Every single fucking thing is UN report, UN study even.
A study, guys.
UN study reveals, as I said.
And nowhere is there the actual truth, which is when you go to this UN quote-unquote study, it's not at all any of that.
None of that.
It's just propaganda.
And I track it down and it's not just violence against women, it's actually violence against women in sports is the name of the thing.
Which is, isn't that a little misleading?
So Jerry Coyne referenced it as a United Nations report on violence against women.
But it's a little bit misleading to not include the last word there because there's a report on violence against women in sports, which is a different thing.
It's a more specific thing.
And what's amazing is in this same thing that talks about trans people and in Jerry Coyne's article talking about trans people being predators.
Wouldn't you know it, so much of the actual violence and sexual violence and all that against women's sports is at the hands of men.
Not trans men, just cis men.
Larry Nassar is referenced.
And somehow that's, they use that, I've seen it, if not in this report, in some other sources, as a way to justify their transphobia.
Like, look, girls are vulnerable.
Okay, just look at Larry Nassar and what he did.
And so therefore, they're vulnerable.
So we cannot let trans women in.
It's like they literally use the violence of cis men to justify the exclusion of trans women, which is just shitty.

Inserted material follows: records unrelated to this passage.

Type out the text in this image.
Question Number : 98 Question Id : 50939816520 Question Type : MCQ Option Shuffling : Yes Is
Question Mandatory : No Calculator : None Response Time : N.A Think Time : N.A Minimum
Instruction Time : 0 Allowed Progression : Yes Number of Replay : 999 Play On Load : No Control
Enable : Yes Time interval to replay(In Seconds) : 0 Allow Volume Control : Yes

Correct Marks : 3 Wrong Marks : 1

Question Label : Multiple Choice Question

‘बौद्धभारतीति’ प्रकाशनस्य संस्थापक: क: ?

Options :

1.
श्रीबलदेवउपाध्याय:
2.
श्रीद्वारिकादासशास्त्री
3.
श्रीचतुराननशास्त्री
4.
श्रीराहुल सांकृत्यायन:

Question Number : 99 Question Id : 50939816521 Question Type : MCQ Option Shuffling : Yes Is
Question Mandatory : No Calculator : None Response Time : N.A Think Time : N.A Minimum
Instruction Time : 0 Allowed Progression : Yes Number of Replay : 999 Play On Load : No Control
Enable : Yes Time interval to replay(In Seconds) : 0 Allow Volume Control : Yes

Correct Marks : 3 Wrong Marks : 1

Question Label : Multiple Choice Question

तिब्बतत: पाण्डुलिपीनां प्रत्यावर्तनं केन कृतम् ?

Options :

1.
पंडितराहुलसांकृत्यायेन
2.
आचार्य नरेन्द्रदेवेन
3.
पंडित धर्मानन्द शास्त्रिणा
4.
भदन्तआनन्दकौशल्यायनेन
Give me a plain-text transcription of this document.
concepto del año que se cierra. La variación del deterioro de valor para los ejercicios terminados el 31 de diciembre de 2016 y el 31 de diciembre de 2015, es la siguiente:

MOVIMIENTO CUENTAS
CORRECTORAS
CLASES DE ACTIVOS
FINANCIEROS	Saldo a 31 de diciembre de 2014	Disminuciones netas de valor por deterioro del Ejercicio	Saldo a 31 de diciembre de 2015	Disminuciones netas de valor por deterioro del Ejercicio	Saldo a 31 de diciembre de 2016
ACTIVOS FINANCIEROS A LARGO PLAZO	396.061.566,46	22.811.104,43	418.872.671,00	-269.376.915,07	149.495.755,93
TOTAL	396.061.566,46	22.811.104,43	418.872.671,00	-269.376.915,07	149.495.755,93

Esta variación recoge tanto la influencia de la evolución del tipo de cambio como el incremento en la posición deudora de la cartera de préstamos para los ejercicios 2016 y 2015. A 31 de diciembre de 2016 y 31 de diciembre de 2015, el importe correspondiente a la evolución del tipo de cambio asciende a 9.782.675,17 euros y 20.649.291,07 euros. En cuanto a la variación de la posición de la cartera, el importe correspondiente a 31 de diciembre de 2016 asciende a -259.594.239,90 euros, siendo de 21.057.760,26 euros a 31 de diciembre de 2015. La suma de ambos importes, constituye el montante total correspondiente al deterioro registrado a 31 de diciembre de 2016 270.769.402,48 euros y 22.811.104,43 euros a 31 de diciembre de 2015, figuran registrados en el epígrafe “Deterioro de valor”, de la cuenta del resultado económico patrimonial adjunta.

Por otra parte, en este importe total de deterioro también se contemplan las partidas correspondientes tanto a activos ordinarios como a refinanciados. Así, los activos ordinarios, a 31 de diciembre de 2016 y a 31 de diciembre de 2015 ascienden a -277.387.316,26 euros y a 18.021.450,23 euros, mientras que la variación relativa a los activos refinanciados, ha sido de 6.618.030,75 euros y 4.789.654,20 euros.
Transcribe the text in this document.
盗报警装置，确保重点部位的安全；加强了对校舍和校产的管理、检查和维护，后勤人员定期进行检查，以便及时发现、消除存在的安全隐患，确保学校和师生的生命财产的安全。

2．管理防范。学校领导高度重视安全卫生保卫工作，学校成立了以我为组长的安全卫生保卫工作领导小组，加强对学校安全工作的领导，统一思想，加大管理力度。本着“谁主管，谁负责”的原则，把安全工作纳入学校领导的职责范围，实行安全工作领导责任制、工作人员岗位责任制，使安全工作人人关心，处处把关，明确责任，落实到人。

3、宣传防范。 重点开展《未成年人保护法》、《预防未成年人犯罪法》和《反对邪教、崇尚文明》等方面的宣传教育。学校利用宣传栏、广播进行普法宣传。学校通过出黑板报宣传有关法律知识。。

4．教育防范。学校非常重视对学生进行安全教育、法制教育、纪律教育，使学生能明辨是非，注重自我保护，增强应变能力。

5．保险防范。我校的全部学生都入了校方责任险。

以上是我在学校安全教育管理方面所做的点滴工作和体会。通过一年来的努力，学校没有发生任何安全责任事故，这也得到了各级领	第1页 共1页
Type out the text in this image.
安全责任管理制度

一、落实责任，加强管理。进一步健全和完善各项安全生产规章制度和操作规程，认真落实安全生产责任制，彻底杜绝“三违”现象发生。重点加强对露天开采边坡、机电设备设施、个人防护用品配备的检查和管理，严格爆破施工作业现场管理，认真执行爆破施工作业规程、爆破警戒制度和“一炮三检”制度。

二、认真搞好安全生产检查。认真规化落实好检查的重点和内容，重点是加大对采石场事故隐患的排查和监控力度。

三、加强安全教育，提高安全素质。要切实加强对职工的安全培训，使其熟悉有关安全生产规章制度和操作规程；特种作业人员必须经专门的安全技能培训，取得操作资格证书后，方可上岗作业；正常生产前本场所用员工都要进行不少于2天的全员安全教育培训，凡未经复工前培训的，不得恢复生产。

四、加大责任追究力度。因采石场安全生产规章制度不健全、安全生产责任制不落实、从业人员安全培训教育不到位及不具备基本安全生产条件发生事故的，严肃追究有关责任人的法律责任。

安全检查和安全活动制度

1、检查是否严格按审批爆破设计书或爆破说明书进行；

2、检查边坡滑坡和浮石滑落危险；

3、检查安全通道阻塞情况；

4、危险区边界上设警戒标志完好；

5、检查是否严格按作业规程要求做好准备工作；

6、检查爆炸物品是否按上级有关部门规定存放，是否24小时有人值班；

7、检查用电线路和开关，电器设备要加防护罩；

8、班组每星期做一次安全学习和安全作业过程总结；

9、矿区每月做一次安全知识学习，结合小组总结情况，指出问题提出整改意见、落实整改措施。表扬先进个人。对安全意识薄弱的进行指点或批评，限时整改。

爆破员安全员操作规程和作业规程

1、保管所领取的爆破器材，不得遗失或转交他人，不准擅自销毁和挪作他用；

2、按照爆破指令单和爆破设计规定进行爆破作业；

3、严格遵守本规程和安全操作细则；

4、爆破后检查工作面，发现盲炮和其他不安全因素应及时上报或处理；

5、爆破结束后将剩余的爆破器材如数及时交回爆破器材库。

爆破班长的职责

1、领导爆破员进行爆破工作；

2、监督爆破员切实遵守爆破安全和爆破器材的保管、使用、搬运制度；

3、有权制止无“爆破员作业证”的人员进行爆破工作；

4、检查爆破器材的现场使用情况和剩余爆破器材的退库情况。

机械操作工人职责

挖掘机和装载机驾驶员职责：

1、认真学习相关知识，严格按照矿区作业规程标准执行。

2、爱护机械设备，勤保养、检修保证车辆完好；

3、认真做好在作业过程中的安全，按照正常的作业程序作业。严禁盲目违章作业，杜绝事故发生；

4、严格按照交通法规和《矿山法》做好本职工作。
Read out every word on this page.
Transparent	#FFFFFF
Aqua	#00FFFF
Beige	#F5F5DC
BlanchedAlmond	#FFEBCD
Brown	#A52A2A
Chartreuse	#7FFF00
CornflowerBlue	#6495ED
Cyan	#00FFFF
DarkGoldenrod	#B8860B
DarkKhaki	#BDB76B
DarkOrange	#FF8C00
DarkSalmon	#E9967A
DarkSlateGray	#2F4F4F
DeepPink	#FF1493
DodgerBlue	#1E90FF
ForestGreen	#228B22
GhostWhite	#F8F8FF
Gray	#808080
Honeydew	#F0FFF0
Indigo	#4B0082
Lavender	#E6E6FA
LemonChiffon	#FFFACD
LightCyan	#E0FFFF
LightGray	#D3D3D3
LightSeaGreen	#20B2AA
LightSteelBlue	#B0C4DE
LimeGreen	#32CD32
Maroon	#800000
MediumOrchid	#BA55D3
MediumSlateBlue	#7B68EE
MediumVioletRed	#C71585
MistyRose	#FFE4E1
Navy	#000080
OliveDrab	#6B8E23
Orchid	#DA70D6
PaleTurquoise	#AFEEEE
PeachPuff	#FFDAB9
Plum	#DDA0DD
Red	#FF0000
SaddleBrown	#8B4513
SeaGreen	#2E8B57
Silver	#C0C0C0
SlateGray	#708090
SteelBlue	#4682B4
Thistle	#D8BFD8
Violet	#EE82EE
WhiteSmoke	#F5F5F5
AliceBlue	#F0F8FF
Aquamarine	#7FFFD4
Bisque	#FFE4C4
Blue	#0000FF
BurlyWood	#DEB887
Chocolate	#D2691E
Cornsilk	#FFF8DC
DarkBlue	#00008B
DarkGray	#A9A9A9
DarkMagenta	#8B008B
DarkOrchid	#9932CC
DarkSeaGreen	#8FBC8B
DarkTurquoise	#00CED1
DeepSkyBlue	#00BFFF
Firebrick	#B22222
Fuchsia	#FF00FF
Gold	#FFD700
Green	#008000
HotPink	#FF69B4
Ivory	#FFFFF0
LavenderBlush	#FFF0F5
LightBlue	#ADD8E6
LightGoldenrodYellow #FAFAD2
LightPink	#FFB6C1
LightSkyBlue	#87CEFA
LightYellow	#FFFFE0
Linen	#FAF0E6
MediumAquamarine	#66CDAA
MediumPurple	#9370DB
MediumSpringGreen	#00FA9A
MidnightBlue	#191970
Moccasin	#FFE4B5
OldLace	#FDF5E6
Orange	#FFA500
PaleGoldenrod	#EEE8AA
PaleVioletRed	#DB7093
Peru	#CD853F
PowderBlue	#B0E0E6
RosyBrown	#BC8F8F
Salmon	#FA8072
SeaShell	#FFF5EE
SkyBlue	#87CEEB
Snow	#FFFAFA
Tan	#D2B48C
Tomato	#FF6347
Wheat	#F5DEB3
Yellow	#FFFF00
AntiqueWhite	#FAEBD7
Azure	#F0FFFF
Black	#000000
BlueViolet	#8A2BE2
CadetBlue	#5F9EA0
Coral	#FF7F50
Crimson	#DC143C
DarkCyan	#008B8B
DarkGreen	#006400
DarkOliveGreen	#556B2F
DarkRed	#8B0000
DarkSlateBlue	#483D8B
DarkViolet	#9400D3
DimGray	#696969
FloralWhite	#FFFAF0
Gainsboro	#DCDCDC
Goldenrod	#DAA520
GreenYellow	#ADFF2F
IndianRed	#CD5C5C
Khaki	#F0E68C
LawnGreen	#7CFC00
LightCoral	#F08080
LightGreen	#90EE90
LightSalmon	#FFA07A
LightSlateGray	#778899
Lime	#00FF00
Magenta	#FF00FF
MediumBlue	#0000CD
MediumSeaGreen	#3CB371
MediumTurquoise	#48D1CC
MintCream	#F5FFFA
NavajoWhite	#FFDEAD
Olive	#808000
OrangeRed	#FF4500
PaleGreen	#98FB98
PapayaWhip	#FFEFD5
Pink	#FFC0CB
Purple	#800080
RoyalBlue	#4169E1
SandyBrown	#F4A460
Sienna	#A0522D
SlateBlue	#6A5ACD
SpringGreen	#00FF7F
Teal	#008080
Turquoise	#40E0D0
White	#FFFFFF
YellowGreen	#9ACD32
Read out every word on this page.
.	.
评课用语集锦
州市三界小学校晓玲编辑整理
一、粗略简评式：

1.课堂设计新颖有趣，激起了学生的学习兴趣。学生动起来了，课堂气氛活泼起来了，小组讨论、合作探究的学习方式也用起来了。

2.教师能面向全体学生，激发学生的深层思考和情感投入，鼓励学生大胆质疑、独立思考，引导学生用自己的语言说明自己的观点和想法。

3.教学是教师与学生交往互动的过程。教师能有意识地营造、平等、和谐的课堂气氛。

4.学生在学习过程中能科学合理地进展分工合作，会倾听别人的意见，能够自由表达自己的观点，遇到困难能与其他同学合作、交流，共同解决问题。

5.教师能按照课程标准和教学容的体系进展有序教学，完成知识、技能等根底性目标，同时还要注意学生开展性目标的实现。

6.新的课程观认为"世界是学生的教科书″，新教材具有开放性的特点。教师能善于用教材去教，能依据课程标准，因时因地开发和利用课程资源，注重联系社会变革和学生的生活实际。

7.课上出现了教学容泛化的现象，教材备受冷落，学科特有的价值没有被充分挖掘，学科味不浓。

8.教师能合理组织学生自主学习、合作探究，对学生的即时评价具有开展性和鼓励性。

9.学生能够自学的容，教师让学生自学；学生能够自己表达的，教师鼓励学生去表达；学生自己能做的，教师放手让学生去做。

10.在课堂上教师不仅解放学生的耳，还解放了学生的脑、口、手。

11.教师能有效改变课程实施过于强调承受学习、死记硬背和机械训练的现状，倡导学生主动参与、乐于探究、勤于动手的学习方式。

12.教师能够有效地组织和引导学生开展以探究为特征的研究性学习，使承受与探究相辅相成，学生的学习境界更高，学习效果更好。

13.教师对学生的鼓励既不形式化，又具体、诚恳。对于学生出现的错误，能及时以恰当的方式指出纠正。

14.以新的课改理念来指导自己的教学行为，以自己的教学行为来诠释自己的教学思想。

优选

Okay, so let's go to the relevant part, because this is crazy.
I'm still like, yeah, okay, somehow this has the UN label attached to it.
to.
I haven't gotten so far as to really look into that or why this came to be or who's doing this, but it does have the UN moniker.
And I'm looking at the relevant section here.
I found the quote ready.
According to information received by 30 March, 2024, over 600 female athletes in more than 400 competitions have lost more than 890 medals in 29 different sports.
Isn't that weird that Jerry Coyne started the quote right after that?
I mean, again, it's just a little...
Huh, random that all the little things go in the same direction.
In fact, Jerry Coyne deceptively capitalizes that so that it looks like a sentence.
So his quote was, quote, capital B, by 30 March 2024, over 600, you know, the thing I read, when the actual report says, according to information received, comma, lowercase b, By 30 March 2024, which, you know, again, these are all these little intentional things that tell me this person knows what he's doing.
Jerry Coyne knows that this is bullshit, I think.
Otherwise, why would he just...
That's just so weird to coincidentally do these little indicators.
Because if I see something that says, by 30 March, you know, it starts there and it says what it said.
Versus if I see, according to information received, that's...
Like, if that's cited in sources, I don't, that's, I'm skeptical.
Information received.
Well, that's far from a study that you're doing.
And I look, it's got the footnote, you know, it's whatever.
Note 29. Okay, I'll go down and look at what note 29 is.
Submission from Women's Liberation Front, international consortium on female sport and Diane Post on behalf of Lavender Patch.
I can't, I think those are three different things.
I don't know.
But it doesn't matter.
I found the ones that matter.
But yeah, Women's Liberation Front, I have to imagine that's going to be a biased source.
And sure enough, this quote-unquote UN report, they just ask for submissions.
It's a weird thing that I don't fully understand.
But they just ask for submissions, and then you can just say whatever.
And then they're like, all right, we've received this information.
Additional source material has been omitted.